Sloppy Chinese Burgers are tasty weeknight sandwiches that pair Chinese flavors with American burger condiments. This odd little recipe comes to me by way of Bless This Food, a community cookbook compiled by the Little White Chapel Christian Church in Burbank, California. The recipe was submitted by one Carol L., who contributed dozens of other recipes to the same cookbook. Her other recipes have normal names like Dori’s Rigatoni and Noodle Chicken. Sloppy Chinese Burgers sounds like the punchline to a dirty joke. Fortunately, it tastes better than it sounds.
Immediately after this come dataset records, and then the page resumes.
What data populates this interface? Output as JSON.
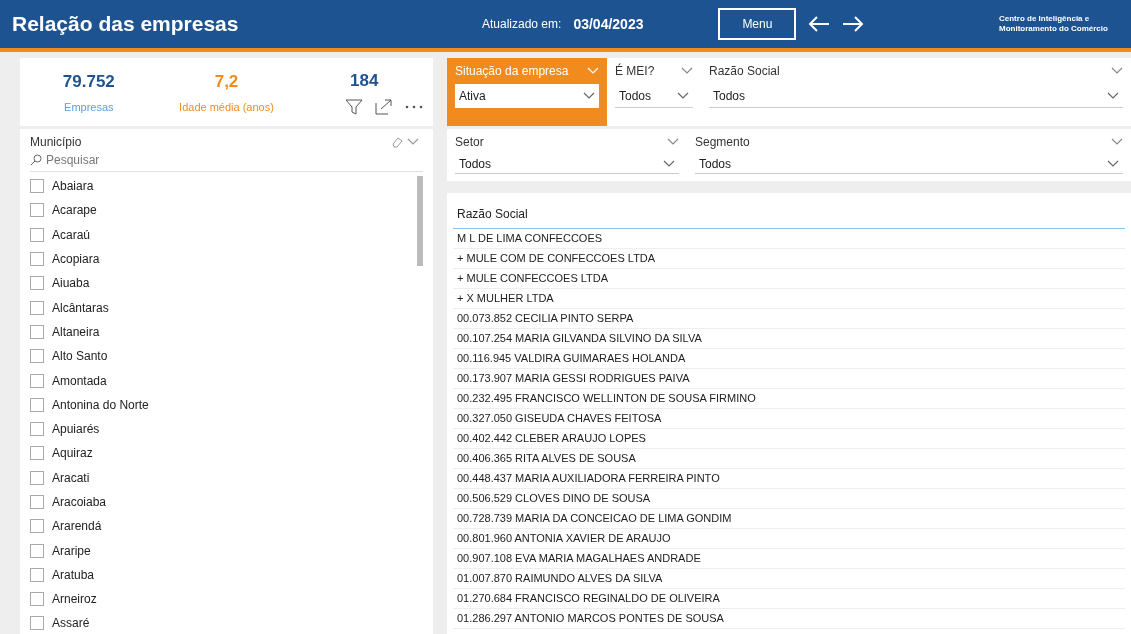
{
  "header": {
    "title": "Relação das empresas",
    "updated_label": "Atualizado em:",
    "updated_date": "03/04/2023",
    "menu_button": "Menu",
    "org_name": "Centro de Inteligência e Monitoramento do Comércio"
  },
  "kpis": [
    {
      "value": "79.752",
      "label": "Empresas",
      "color": "#1e5391"
    },
    {
      "value": "7,2",
      "label": "Idade média (anos)",
      "color": "#f28b1e"
    },
    {
      "value": "184"
    }
  ],
  "municipio_filter": {
    "title": "Município",
    "search_placeholder": "Pesquisar",
    "items": [
      {
        "label": "Abaiara",
        "checked": false
      },
      {
        "label": "Acarape",
        "checked": false
      },
      {
        "label": "Acaraú",
        "checked": false
      },
      {
        "label": "Acopiara",
        "checked": false
      },
      {
        "label": "Aiuaba",
        "checked": false
      },
      {
        "label": "Alcântaras",
        "checked": false
      },
      {
        "label": "Altaneira",
        "checked": false
      },
      {
        "label": "Alto Santo",
        "checked": false
      },
      {
        "label": "Amontada",
        "checked": false
      },
      {
        "label": "Antonina do Norte",
        "checked": false
      },
      {
        "label": "Apuiarés",
        "checked": false
      },
      {
        "label": "Aquiraz",
        "checked": false
      },
      {
        "label": "Aracati",
        "checked": false
      },
      {
        "label": "Aracoiaba",
        "checked": false
      },
      {
        "label": "Ararendá",
        "checked": false
      },
      {
        "label": "Araripe",
        "checked": false
      },
      {
        "label": "Aratuba",
        "checked": false
      },
      {
        "label": "Arneiroz",
        "checked": false
      },
      {
        "label": "Assaré",
        "checked": false
      }
    ]
  },
  "slicers_row_1": [
    {
      "title": "Situação da empresa",
      "value": "Ativa",
      "highlighted": true
    },
    {
      "title": "É MEI?",
      "value": "Todos",
      "highlighted": false
    },
    {
      "title": "Razão Social",
      "value": "Todos",
      "highlighted": false
    }
  ],
  "slicers_row_2": [
    {
      "title": "Setor",
      "value": "Todos"
    },
    {
      "title": "Segmento",
      "value": "Todos"
    }
  ],
  "table": {
    "column": "Razão Social",
    "rows": [
      "M L DE LIMA CONFECCOES",
      "+ MULE COM DE CONFECCOES LTDA",
      "+ MULE CONFECCOES LTDA",
      "+ X MULHER LTDA",
      "00.073.852 CECILIA PINTO SERPA",
      "00.107.254 MARIA GILVANDA SILVINO DA SILVA",
      "00.116.945 VALDIRA GUIMARAES HOLANDA",
      "00.173.907 MARIA GESSI RODRIGUES PAIVA",
      "00.232.495 FRANCISCO WELLINTON DE SOUSA FIRMINO",
      "00.327.050 GISEUDA CHAVES FEITOSA",
      "00.402.442 CLEBER ARAUJO LOPES",
      "00.406.365 RITA ALVES DE SOUSA",
      "00.448.437 MARIA AUXILIADORA FERREIRA PINTO",
      "00.506.529 CLOVES DINO DE SOUSA",
      "00.728.739 MARIA DA CONCEICAO DE LIMA GONDIM",
      "00.801.960 ANTONIA XAVIER DE ARAUJO",
      "00.907.108 EVA MARIA MAGALHAES ANDRADE",
      "01.007.870 RAIMUNDO ALVES DA SILVA",
      "01.270.684 FRANCISCO REGINALDO DE OLIVEIRA",
      "01.286.297 ANTONIO MARCOS PONTES DE SOUSA"
    ]
  }
}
The recipe itself is a riff on Sloppy Joes with an Americanized Chinese flavor profile. (Chinese Sloppy Joes – how hard is that?) Instead of the usual tomato sauce and chili powder, Sloppy Chinese Burgers opt for a sweet and gingery stir fry sauce with an assortment of nominally Chinese vegetables. The end results bears a strong resemblance to any number of mid-1970s chow mein recipes. You could just as easily serve it over noodles as hamburger buns.
And yet serving it over noodles deprives us of the weird flavor pairing that made this an instant hit in my house: tomato ketchup. Now ketchup certainly has a place in American Chinese cuisine. The Chinese restaurants of my youth doled out free fried wontons with ketchup and hot mustard for dipping, the Chinese-American equivalent of chips and salsa. And any sweet and sour sauce worth its msg gets its bright red from a bottle of Heinz. And it works oddly well for this dish as well. The burger mixture by itself is very salty and just a tiny bit sweet: the ketchup aligns the sweet and salty and balances it with a proper amount of acid.
But let’s not pretend this is fancy or traditional. Sloppy Chinese Burgers is a late 1970s ground meat dinner turned onto a hamburger bun and slathered with ketchup. Serve it with Funyuns, a sesame-dressed side salad, and maybe some fresh pineapple. And expect the unexpected. This one is much better than it should be. Enjoy!
- 2 tbsp unsalted butter
- 1 large sweet onion (finely chopped)
- ½ tsp minced garlic
- 2 lb ground hamburger (80/20 is best)
- 1 cup diced celery
- 1 6.5 oz can mushrooms (stems and pieces)
- 8 oz fresh bean sprouts
For the sauce:
- ½ tsp freshly ground black pepper
- 1 tsp fresh grated ginger
- 1 tsp white sugar (or mirin)
- ¼ cup soy sauce
- reserved mushroom liquid
- Melt butter in a large cast iron skillet over medium high heat. Cook onion until wilted but avoid browning. Stir in garlic and cook 1 minute more.
- Crumble meat into the skillet along with the diced celery. Combine well with the onion and cook, stirring occasionally, until hamburger is well browned. Remove as much fat as you can.
- Drain the mushrooms, reserving the liquid, and stir in the bean sprouts. Reduce heat to medium.
- Combine the ingredients for the sauce with the reserved mushroom liquid, stirring well with a fork to form a cornstarch slurry. Stir into the meat mixture, stirring frequently, until the sauce thickens.
- Ladle on top of hamburger buns. Top with green onions, cabbage, and ketchup.
- I'm not kidding about the ketchup. It makes all the difference.